Snyder, L., P. Klos and L. Grey-Hawkins. (2014). Transforming Teaching Through Arts Integration. Journal for Learning through the Arts, 10(1).


In four years, Anne Arundel County Public Schools (AACPS) increased sixth- and seventh-grade student achievement on the Maryland State Assessment (MSA) by 20% at a low-performing school. This improvement positively correlates with the implementation of the Supporting Arts Integrated Learning for Student Success (SAILSS) model funded through the Arts in Education Model Development and Dissemination (AEMDD) grant. This model, offered to teachers across all content areas, incorporates extensive professional development opportunities including: an intensive weeklong workshop for teachers with artists ― followed by a two-week long teaching lab with students; participation in a cohort to achieve an arts integration post-baccalaureate certificate; extensive training, conferences and workshops at local, regional and national schools; museums; arts institutes; and higher education facilities. Qualitative and quantitative data collected by AACPS was assessed through a quasi-experimental design from the treatment and comparison schools utilizing the following instrumentation: state and local standardized testing; School-level Environment Questionnaire (SLEQ); Arts Integration: Classroom Observations for Middle Schools; arts integration logs; and parent, student, and teacher surveys. Through this study, researchers found that in addition to increasing student achievement on statewide assessments, implementing this arts integration model positively correlates with a 77% decline in discipline referrals, and overall positive change in school climate based on teacher, staff, student and parent perception.

Key Findings:

  • The school-wide SAILSS model for arts integration positively correlated with increased achievement in reading and mathematics for middle school students.
  • The SAILSS program also positively correlated with an increase in school climate. Teachers’ perception of the school improved over the three years that the SAILSS program was implemented. In addition, when compared to the control school, students in the arts integration school saw a greater decrease in suspensions and a slightly greater increase in attendance.

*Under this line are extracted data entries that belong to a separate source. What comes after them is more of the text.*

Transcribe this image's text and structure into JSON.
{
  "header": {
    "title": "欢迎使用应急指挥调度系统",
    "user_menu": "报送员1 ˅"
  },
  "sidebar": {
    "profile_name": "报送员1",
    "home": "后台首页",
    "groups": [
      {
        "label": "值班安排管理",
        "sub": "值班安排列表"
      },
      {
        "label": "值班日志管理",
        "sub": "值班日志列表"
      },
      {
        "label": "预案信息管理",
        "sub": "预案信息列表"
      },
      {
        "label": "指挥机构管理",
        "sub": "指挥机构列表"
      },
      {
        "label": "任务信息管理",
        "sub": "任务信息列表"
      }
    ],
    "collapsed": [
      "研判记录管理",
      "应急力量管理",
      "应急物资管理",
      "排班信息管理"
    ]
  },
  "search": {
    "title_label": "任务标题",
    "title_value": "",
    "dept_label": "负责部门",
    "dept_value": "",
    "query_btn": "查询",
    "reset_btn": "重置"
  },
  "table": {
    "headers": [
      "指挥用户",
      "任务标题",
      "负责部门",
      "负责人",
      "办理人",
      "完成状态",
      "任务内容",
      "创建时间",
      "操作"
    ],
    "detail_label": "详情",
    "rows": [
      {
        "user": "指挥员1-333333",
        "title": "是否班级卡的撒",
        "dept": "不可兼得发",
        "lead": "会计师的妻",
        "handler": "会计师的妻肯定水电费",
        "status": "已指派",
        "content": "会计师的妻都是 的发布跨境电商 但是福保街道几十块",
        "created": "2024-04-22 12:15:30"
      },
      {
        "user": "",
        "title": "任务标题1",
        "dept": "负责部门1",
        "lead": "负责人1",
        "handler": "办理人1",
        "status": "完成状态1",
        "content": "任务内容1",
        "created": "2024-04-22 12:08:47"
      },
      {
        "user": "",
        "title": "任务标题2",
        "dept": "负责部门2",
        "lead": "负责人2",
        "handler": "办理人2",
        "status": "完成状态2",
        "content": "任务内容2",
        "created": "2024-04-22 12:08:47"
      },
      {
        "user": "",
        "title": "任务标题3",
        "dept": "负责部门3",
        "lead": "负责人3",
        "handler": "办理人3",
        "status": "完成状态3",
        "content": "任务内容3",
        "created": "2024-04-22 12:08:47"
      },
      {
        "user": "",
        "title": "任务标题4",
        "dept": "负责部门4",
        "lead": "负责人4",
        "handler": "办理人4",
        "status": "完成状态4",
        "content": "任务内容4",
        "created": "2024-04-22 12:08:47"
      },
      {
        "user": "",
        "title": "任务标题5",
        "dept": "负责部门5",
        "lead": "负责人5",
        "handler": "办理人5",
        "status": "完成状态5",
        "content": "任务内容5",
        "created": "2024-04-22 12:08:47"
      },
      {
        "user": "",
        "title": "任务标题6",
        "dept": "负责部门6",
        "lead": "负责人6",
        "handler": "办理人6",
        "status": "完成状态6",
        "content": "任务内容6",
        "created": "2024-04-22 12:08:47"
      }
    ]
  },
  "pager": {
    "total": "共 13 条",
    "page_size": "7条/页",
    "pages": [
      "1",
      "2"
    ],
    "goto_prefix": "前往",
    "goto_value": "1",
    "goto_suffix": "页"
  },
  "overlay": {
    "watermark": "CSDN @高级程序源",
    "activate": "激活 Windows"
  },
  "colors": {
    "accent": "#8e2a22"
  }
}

Significance of the Findings:

As schools across the country turn their focus to technology integration and STEM, research demonstrating the impact of arts integration can play a key role in ensuring students continue to have opportunities to learn through and engage in the arts. This study provides empirical evidence to support the use of school-wide arts integration as a strategy to affect meaningful change. The study details the ways in which the qualities of the SAILSS model ― including increased arts-focused professional development, administrative support, and interactions with art and artists ― transformed teaching at a low-performing middle school and, as a result, student achievement and school climate. Educators and administrators can use these findings to help support the implementation and funding of arts integration programs to improve student performance in their own districts.


The SAILSS program was implemented over three years. An external evaluator used a variety of measures to collect and analyze data. Below is an overview of the data collected, instrument and analysis discussed in the study (as applicable):

  • Student Academic Performance: Annual reading and mathematics MSA results for treatment and control school; comparison of means analysis, effect size analysis and interrupted time series analysis.
  • School Climate – Student Attendance and Behavior Data: Attendance, suspensions, referrals from treatment and control school, and regressive analysis.
  • School Climate – Teacher’s Perception: SLEQ (Fisher & Fraser, 1990).
  • Arts Integration Activities – Annual Teacher Log: Self-reported to track development of curriculum components and activities.
  • Professional Development Activities – Annual Project Director Log: To track intensity of treatment and participation.

Limitations of the Research:

  • The treatment was limited to one school.
  • The design used a matched control and no randomization, meaning that the researchers could not exclude selection threats.
  • The researchers do not address mobility and/or teacher turnover.

Questions to Guide New Research:

  • Which elements of the SAILSS model have the greatest impact on student achievement and school climate?
  • Why did students in sixth and seventh grade see a much greater increase in math and reading achievement than students in eighth grade?
  • What impact would a similar model of arts integration have on elementary or high schools?
  • What is the impact of a school-wide arts integration program on students’ perceptions of the school?